Are you one who can get bogged down in details and miss the bigger, more important task at hand?  Maybe you are one who will dust off the leaves of your houseplants but ignore the laundry strewn across the furniture.  Maybe you are easily distracted from your immediate task to do something completely mundane.  I find myself at many times being absent-minded.  Last night I was focused on locking up the church building and drove home without my glasses (they were sitting on my desk) and without my cell phone (It was seated comfortably next to my glasses).  Now, as I write this, my cell phone is dead.  Why did I forget these items?  My mind was distracted, I’m sure, by something vitally important.  Right?  Probably not.  It was nearsightedness.  The mundane took precedent over the more important.


God uses Jonah’s nearsightedness to teach a lesson about grace and mercy.  Jonah goes outside the city Nineveh in order to watch the proceedings of, what He hopes will be God’s judgment against Nineveh.  Maybe he thought his anger at God for showing mercy would win God over to his thinking so that God would destroy these infidels.  Whatever the reason, Jonah is watching and God gives him shade via a gourd vine.  Jonah loves the vine because it gives him comfort.  God removes the vine via a worm.  Jonah gets angry.  Jonah is nearsighted.  Jonah cares more for his comfort from a vine in which he has made no investment, then he does for 120,000 people who don’t know God’s grace.  Ouch.

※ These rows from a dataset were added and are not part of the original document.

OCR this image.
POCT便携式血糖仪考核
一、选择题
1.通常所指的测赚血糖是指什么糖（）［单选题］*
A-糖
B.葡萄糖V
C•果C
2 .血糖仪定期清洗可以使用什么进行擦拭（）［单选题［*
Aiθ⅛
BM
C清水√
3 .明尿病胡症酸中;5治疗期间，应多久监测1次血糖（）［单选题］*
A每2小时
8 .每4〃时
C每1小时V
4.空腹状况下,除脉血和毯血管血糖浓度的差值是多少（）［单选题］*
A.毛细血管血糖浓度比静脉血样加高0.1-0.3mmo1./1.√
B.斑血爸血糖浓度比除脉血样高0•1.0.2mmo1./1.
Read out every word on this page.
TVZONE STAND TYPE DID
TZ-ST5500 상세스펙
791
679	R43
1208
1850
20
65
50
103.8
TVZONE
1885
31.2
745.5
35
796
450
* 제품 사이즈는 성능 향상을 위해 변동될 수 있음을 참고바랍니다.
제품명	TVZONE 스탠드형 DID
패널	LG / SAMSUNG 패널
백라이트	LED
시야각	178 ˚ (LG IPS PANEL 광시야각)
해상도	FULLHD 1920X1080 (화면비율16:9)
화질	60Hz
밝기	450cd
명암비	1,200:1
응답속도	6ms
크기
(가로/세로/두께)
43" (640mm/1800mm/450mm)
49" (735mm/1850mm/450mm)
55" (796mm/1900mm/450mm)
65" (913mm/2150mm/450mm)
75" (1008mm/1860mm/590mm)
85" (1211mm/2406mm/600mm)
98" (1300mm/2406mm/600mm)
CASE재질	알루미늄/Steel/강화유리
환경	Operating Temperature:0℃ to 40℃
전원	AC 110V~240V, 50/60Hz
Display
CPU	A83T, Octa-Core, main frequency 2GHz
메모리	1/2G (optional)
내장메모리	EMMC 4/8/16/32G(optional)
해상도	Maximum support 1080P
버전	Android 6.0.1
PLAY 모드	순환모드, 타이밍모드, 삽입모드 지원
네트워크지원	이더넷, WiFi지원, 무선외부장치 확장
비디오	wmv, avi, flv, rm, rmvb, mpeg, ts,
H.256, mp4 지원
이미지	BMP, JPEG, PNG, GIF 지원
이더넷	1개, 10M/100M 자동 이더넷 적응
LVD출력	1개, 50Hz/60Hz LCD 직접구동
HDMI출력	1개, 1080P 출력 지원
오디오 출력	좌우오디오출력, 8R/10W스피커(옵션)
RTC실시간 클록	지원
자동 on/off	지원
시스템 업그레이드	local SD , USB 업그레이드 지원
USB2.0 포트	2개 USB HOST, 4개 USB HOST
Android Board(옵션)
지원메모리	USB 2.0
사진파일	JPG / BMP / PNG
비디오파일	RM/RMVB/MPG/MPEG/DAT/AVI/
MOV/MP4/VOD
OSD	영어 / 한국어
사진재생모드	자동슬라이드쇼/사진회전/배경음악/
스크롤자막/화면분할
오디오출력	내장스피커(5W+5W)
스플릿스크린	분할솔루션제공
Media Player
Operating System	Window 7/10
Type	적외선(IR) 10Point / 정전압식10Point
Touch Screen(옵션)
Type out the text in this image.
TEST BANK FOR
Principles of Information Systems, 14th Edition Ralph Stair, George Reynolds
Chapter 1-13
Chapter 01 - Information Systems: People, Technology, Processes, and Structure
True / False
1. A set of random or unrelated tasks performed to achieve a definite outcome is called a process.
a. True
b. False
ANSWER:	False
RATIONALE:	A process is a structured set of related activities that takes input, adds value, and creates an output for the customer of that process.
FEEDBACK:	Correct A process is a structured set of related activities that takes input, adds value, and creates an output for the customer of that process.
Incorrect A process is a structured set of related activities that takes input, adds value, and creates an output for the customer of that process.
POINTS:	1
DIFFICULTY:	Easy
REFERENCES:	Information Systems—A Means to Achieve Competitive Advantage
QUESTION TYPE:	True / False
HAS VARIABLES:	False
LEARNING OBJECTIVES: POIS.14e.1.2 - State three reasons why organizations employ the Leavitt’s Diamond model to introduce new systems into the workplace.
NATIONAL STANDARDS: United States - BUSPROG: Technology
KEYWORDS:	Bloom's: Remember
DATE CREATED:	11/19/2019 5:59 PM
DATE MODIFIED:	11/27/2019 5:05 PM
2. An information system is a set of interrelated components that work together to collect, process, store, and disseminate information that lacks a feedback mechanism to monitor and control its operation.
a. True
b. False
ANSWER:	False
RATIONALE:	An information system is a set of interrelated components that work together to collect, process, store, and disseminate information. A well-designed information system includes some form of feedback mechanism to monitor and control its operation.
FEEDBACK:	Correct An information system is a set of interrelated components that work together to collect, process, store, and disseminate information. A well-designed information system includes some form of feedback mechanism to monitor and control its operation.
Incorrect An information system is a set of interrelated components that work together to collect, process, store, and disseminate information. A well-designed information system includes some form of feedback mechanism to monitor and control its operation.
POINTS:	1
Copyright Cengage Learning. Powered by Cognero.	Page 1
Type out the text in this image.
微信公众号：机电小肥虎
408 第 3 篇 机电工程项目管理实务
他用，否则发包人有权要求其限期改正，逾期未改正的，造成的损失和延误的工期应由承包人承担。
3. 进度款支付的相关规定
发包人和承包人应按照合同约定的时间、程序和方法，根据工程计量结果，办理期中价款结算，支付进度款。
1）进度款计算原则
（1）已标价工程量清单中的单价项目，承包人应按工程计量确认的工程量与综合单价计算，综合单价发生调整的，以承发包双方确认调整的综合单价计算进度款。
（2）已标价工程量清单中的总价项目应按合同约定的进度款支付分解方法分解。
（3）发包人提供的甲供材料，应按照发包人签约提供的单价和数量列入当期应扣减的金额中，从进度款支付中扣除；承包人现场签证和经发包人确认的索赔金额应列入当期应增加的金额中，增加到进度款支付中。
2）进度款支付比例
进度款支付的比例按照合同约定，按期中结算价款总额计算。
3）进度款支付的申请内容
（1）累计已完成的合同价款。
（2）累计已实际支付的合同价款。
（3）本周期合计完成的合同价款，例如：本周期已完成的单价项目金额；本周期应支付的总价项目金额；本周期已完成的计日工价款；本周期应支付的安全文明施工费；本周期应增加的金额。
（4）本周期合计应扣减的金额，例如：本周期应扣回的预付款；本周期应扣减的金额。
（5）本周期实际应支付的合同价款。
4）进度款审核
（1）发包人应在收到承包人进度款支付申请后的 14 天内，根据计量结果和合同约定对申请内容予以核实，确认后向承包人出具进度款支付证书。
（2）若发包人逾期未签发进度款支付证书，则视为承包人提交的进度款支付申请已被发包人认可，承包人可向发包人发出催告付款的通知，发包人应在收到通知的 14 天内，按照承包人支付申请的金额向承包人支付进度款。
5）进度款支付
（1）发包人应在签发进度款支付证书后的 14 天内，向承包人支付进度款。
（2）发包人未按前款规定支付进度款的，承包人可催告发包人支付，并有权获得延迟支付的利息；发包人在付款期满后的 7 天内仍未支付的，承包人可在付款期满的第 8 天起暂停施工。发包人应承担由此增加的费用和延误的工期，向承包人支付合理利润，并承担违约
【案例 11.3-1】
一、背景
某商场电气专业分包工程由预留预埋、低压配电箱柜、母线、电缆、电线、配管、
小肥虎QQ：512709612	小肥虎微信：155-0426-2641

What creature comforts do you allow into your life that produce a nearsighted effect?  What produces in you more of a concern for your will over God’s will?  What keeps you introverted, secluded, and imprisoned from seeking out how He might use you for His glory and the benefit of another or others?  May God richly bless our time spent in His Word wrestling with sin and conflicted by grace.